Slow corners are a hoot but the poise doesn’t dissipate as speed rises. Faster corners such as Sunset at Kyalami the M2 CS can take with alarming speed and just an hint of neutral drift when you really ramp up the speed. Fast direction changes such as the Esses once again highlight the front end’s obedience to steering input and unwillingness to leave the driver’s chosen line.

The rest of the lap exposes no flaw that my level of driving skill can unearth. Grip levels are high and mid-corner speeds are purely a function of bravery. Ramping over kerbs and riding out the ensuing slides are addictive and I am really pleased that my driving instructor is letting me get away with such hoolig… err, allowing this very technical exploration of the car’s limits.


The BMW M2 CS is an extremely impressive machine, of that there is no doubt. We’ve yet to experience the Porsche Cayman GT4, so we’ll reserve judgement in terms of how the BMW stacks up against its natural rival. Performance in a straight line is suitably and comparatively quick but its the way the M2 CS attacks corners that is it’s real party trick.
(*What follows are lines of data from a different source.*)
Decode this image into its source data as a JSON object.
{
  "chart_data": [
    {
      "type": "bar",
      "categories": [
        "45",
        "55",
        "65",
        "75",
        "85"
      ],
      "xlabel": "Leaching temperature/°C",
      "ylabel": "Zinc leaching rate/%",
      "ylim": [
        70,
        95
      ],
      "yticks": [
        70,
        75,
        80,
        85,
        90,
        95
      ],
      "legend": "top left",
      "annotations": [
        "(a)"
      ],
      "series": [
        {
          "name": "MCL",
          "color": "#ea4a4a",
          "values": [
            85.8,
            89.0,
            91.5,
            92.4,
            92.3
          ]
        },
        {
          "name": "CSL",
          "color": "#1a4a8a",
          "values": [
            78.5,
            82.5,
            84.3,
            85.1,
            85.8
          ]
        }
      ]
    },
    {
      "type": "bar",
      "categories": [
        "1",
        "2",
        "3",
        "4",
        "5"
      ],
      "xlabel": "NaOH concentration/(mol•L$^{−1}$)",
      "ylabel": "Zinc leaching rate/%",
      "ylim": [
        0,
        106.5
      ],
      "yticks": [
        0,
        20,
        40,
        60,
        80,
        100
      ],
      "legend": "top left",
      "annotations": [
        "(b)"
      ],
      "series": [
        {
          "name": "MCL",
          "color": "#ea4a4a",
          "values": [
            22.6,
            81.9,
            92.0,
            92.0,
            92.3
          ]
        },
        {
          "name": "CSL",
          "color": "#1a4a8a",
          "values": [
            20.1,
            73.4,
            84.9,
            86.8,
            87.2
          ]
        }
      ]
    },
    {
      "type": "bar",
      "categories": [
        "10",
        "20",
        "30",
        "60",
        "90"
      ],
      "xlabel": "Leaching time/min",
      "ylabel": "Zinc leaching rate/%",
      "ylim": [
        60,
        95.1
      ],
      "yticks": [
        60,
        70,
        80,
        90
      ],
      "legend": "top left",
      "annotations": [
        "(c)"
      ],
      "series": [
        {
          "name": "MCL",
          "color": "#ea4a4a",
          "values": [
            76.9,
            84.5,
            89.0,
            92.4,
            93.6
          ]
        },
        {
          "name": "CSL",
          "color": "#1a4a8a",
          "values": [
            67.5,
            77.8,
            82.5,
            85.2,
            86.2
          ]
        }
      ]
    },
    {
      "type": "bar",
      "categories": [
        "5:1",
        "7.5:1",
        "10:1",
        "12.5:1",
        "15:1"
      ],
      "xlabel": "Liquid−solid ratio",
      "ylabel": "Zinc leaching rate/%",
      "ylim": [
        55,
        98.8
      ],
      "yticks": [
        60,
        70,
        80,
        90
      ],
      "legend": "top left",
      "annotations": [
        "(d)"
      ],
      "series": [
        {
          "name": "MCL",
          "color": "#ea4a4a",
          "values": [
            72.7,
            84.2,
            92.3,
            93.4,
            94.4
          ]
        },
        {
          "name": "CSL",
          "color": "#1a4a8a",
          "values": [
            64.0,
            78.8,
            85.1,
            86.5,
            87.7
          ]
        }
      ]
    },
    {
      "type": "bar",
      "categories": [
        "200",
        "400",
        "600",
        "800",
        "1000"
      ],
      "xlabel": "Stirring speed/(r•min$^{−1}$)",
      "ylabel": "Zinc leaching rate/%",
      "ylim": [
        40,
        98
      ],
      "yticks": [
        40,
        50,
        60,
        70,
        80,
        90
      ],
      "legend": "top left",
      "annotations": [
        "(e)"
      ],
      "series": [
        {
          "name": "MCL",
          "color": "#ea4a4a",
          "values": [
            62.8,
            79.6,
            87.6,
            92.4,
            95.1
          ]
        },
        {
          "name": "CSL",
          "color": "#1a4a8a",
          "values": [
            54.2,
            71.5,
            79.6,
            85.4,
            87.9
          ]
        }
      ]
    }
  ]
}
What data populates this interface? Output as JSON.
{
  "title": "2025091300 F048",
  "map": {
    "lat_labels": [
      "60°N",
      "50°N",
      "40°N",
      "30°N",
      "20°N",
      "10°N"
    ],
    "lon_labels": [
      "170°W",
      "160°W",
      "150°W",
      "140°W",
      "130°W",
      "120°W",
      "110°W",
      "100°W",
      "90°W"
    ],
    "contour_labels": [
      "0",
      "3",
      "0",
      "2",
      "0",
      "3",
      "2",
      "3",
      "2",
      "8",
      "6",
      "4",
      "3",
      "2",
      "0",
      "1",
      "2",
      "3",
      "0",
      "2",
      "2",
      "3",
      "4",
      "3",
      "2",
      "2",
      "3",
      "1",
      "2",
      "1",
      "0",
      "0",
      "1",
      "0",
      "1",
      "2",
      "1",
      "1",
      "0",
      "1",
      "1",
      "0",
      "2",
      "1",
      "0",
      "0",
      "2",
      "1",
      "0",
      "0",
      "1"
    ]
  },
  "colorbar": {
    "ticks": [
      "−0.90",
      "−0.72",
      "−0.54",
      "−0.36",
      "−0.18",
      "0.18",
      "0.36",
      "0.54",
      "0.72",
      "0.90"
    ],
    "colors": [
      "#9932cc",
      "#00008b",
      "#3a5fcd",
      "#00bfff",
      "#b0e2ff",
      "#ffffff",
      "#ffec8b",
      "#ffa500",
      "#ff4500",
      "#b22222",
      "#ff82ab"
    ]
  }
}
I cannot recall steering many front-engined cars (with a number plate) that turn-in and resist understeer the way the M2 CS does. For one fleeting moment I recalled a memorable drive in an M4 GTS, which also feels like a racetrack refugee.

The BMW M2 CS is a clear indication of what the speed merchants from M are capable of when let off the leash. Sadly, this car maybe the last of its breed as the brand (and the world) embraces hybridisation and electrification. As far as a last hurrah for a performance coupe goes, the M2 CS is a brilliant way for the 2 Series to exit. This is quite likely the last of its kind from M, too. I just hope that the 29 lucky owners in SA really do drive their M2 CSs as intended and don’t pickle them for investment value because that would be a real shame.